Efficiency is also another reason to tag document families consistently. Most e-discovery document review platforms permit users to tag families in bulk. So, rather than marking each document individually, e-discovery software permits users to tag all documents in a family with the push of a button. This obviously saves review time.
Tagging document families consistently during document review is a good practice because maintaining parent-child relationships is often specifically requested by litigation opponents. Even if not specifically requested, producing attachments with corresponding emails will cut down on calls from opposing counsel to supplement a document production. Also, withholding document family members may raise eyebrows and call the completeness of a document production into question.
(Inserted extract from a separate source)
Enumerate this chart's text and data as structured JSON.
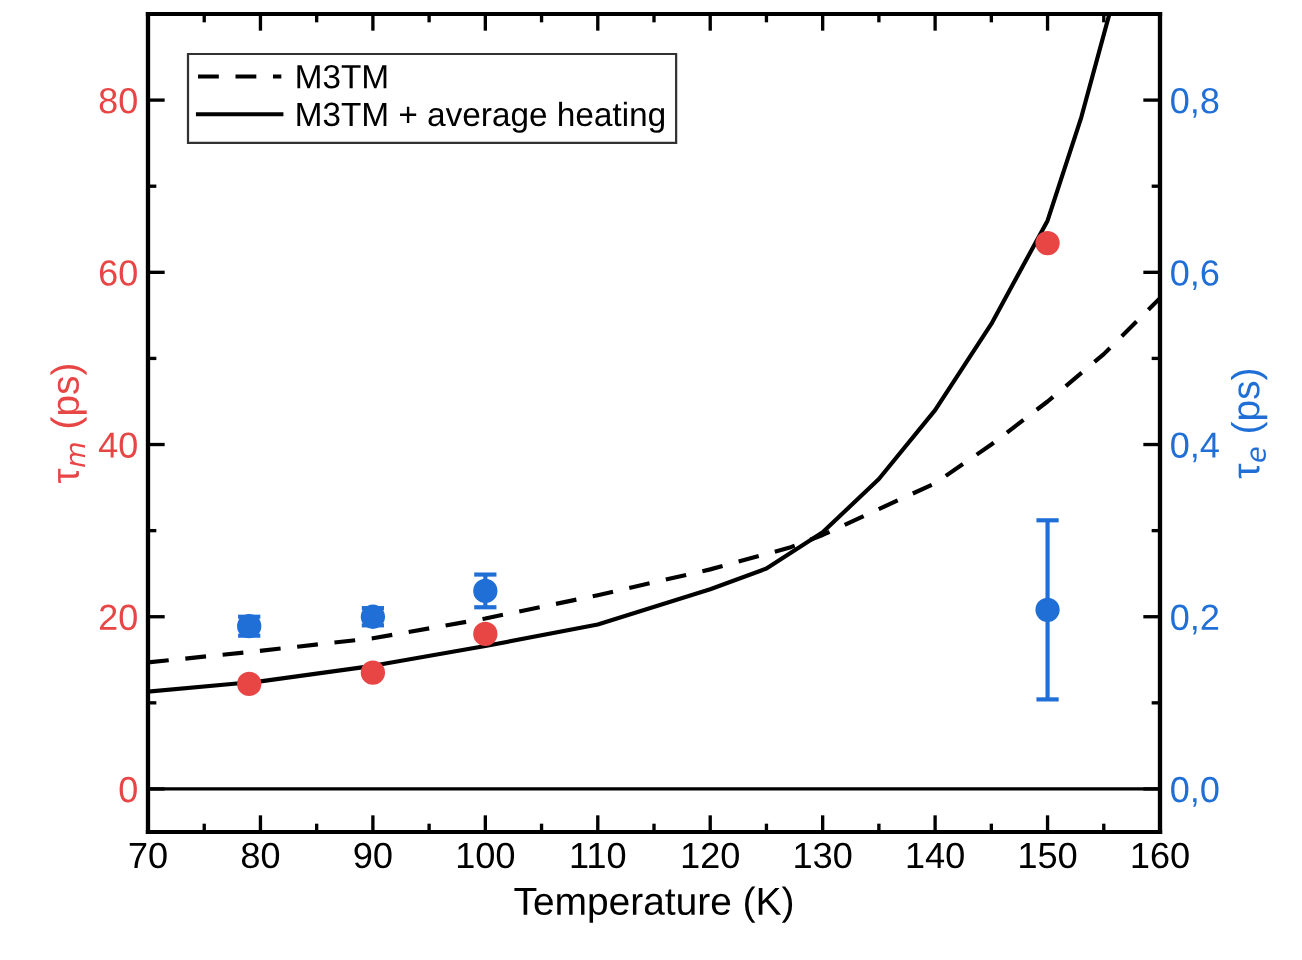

Even if logistically it is best to tag and produce document families together, is it required by court rules or case law? As with all great legal questions, the answer is maybe.
The Real Best Practice? Agree Ahead of Time About Document Families.
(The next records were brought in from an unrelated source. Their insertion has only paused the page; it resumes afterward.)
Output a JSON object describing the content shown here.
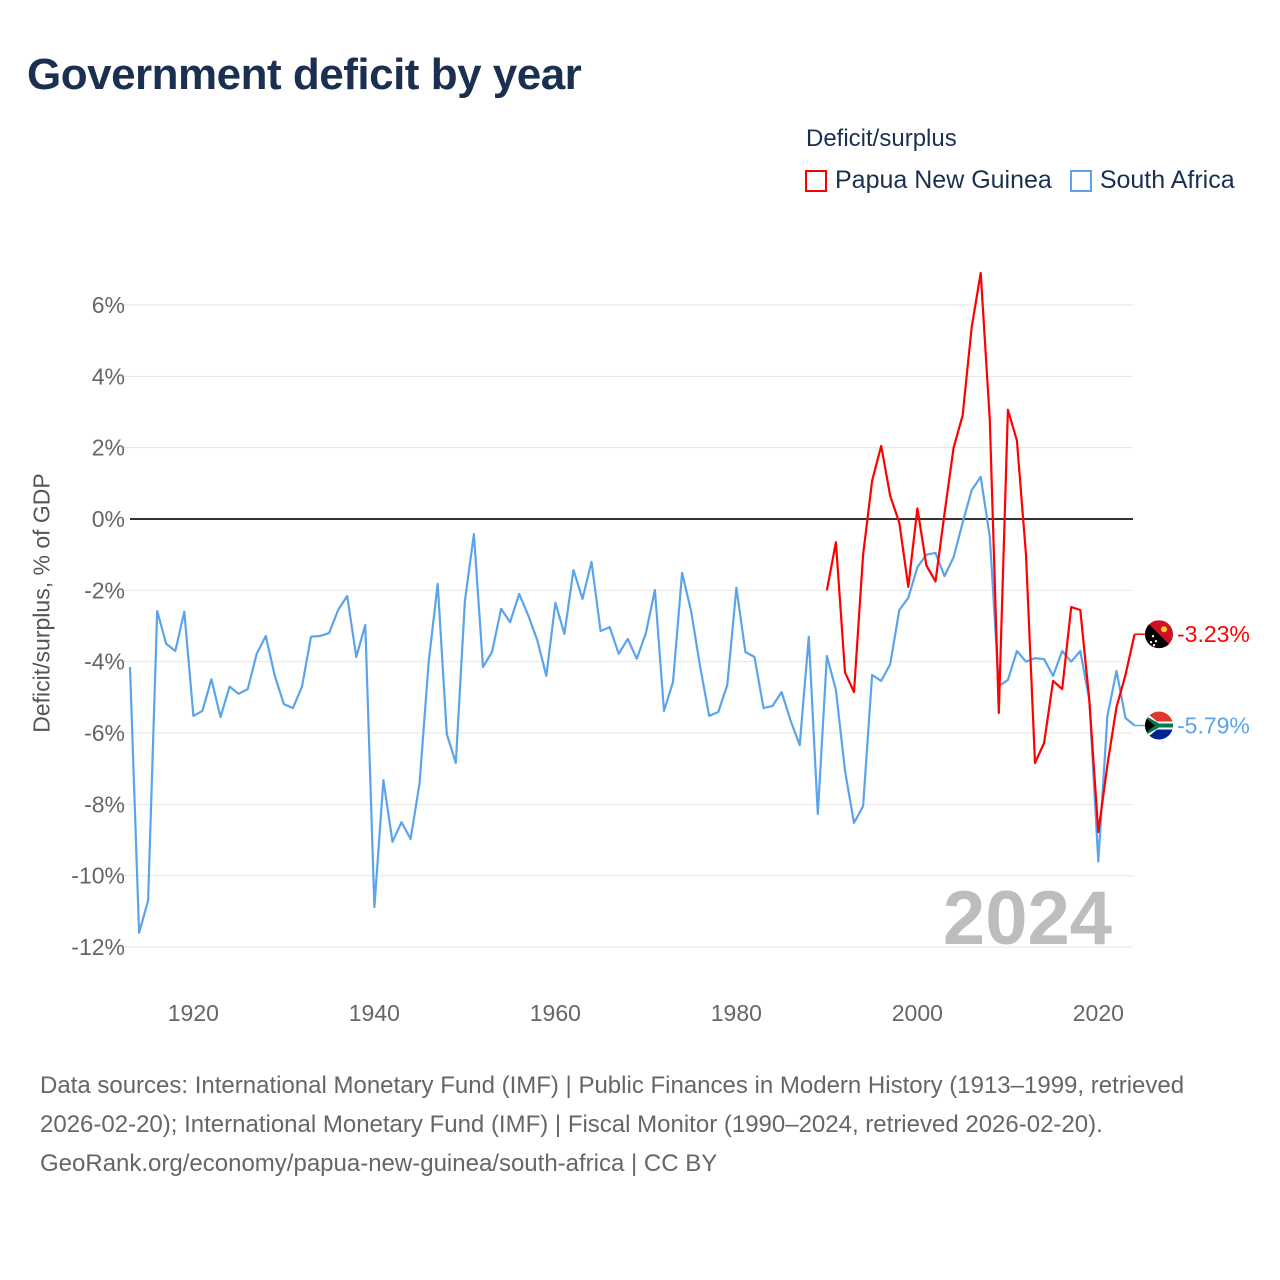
{
  "title": "Government deficit by year",
  "legend": {
    "title": "Deficit/surplus",
    "items": [
      {
        "label": "Papua New Guinea",
        "color": "#ff0000"
      },
      {
        "label": "South Africa",
        "color": "#5ba4ec"
      }
    ]
  },
  "year_label": "2024",
  "footer": {
    "sources": "Data sources: International Monetary Fund (IMF) | Public Finances in Modern History (1913–1999, retrieved 2026-02-20); International Monetary Fund (IMF) | Fiscal Monitor (1990–2024, retrieved 2026-02-20).",
    "credit": "GeoRank.org/economy/papua-new-guinea/south-africa | CC BY"
  },
  "chart_data": {
    "type": "line",
    "title": "Government deficit by year",
    "xlabel": "",
    "ylabel": "Deficit/surplus, % of GDP",
    "xlim": [
      1913,
      2024
    ],
    "ylim": [
      -12,
      6
    ],
    "xticks": [
      {
        "v": 1920,
        "label": "1920"
      },
      {
        "v": 1940,
        "label": "1940"
      },
      {
        "v": 1960,
        "label": "1960"
      },
      {
        "v": 1980,
        "label": "1980"
      },
      {
        "v": 2000,
        "label": "2000"
      },
      {
        "v": 2020,
        "label": "2020"
      }
    ],
    "yticks": [
      {
        "v": 6,
        "label": "6%"
      },
      {
        "v": 4,
        "label": "4%"
      },
      {
        "v": 2,
        "label": "2%"
      },
      {
        "v": 0,
        "label": "0%"
      },
      {
        "v": -2,
        "label": "-2%"
      },
      {
        "v": -4,
        "label": "-4%"
      },
      {
        "v": -6,
        "label": "-6%"
      },
      {
        "v": -8,
        "label": "-8%"
      },
      {
        "v": -10,
        "label": "-10%"
      },
      {
        "v": -12,
        "label": "-12%"
      }
    ],
    "grid": true,
    "legend_position": "top-right",
    "series": [
      {
        "name": "Papua New Guinea",
        "color": "#ff0000",
        "end_label": "-3.23%",
        "start_year": 1990,
        "values": [
          -2.0,
          -0.65,
          -4.3,
          -4.85,
          -1.0,
          1.07,
          2.05,
          0.65,
          -0.1,
          -1.9,
          0.3,
          -1.3,
          -1.75,
          0.15,
          2.0,
          2.9,
          5.38,
          6.9,
          2.78,
          -5.44,
          3.06,
          2.2,
          -1.0,
          -6.84,
          -6.28,
          -4.54,
          -4.77,
          -2.47,
          -2.55,
          -5.07,
          -8.78,
          -6.9,
          -5.27,
          -4.37,
          -3.23
        ]
      },
      {
        "name": "South Africa",
        "color": "#5ba4ec",
        "end_label": "-5.79%",
        "start_year": 1913,
        "values": [
          -4.15,
          -11.6,
          -10.7,
          -2.58,
          -3.5,
          -3.7,
          -2.6,
          -5.52,
          -5.38,
          -4.49,
          -5.55,
          -4.7,
          -4.9,
          -4.77,
          -3.78,
          -3.28,
          -4.4,
          -5.19,
          -5.3,
          -4.7,
          -3.3,
          -3.28,
          -3.2,
          -2.55,
          -2.16,
          -3.87,
          -2.97,
          -10.88,
          -7.32,
          -9.05,
          -8.5,
          -8.97,
          -7.4,
          -4.0,
          -1.82,
          -6.03,
          -6.84,
          -2.3,
          -0.42,
          -4.15,
          -3.73,
          -2.52,
          -2.89,
          -2.1,
          -2.7,
          -3.4,
          -4.4,
          -2.35,
          -3.22,
          -1.43,
          -2.24,
          -1.2,
          -3.14,
          -3.03,
          -3.78,
          -3.36,
          -3.92,
          -3.2,
          -1.99,
          -5.38,
          -4.57,
          -1.51,
          -2.58,
          -4.15,
          -5.52,
          -5.41,
          -4.65,
          -1.93,
          -3.73,
          -3.87,
          -5.3,
          -5.24,
          -4.85,
          -5.66,
          -6.34,
          -3.3,
          -8.27,
          -3.84,
          -4.79,
          -7.06,
          -8.52,
          -8.05,
          -4.37,
          -4.54,
          -4.07,
          -2.55,
          -2.21,
          -1.35,
          -1.0,
          -0.95,
          -1.6,
          -1.07,
          -0.11,
          0.81,
          1.18,
          -0.5,
          -4.68,
          -4.51,
          -3.7,
          -4.0,
          -3.9,
          -3.93,
          -4.4,
          -3.7,
          -4.0,
          -3.7,
          -5.07,
          -9.6,
          -5.52,
          -4.26,
          -5.58,
          -5.79
        ]
      }
    ]
  }
}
Case law addressing the production of document families during e-discovery is sparse, but there is at least one well reasoned and thoughtful opinion out there: Abu Dhabi Commercial Bank v. Morgan Stanley Co., Inc., No. 08-Civ. 7508 (S.D.N.Y. Aug. 18, 2011). The opinion examines the pros and cons of producing document families together and ultimately concludes that in the end, “the best practice is for parties to discuss the production and logging of e-mails and attachments as singular or separate items in advance of production and to reach agreement as to the treatment of e-mails and attachments for responsiveness and privilege purposes.”
Similarly, another court pointed out that rather than agreeing to categorize and produce document families uniformly, “parties may agree to a more onerous, time-consuming, and expensive page-by-page or section-by-section designation procedure, but [courts should not] require it in the absence of an agreement or a demonstrated failure to designate in good faith.”
Under Evidence Rules, Documents May Have to Be Considered as a Whole
As noted in the Abu Dhabi opinion, one argument supporting production of e-mail messages with attachments is found in rules of evidence, such as Federal Evidence Rule 106, stating that if a part of a document is used as evidence, the party offering it may have to produce the entire document if it “ought in fairness” be considered as a whole.
Documents are to be Produced as Kept in Ordinary Course of Business
Probably the most obvious legal authority for production of entire document families in e-discovery is found in Fed. R. Civ. Proc. 34 and its state counterparts requiring production of documents “as they are kept in the usual course of business. . . .” Rule 34 also states that if a party does not specify a desired format for the production of electronically stored information (ESI), documents must be produced “in a form or forms in which it is ordinarily maintained or in a reasonably usable form or forms.”
Generally, in the usual course of business, emails are maintained on email servers and messages and attachments are kept together. See, for instance, PSEG Power NY v. Alberici Constructors, Inc., 1:05-CV-657 (N.D.N.Y. Sep. 7, 2007), in which the court noted, “[n]ormally, one would expect that an email and its attachment would have been kept together in the regular course of business, and the production of said documents would have followed suit.”
Different Considerations for Privileged Documents
However, the distinction between producing responsive document families versus privileged documents in a document family should be noted. For instance, a CEO might forward a vice president a confidential legal memorandum drafted by company attorneys. While the transmittal email may not be privileged, the memo may very well be, and if so, should be withheld from a document production.
So, what is the takeaway? Consider addressing the handling of document families during Rule 26(f) and early case discovery conferences. Also consider requesting full document families directly in document requests or subpoenas.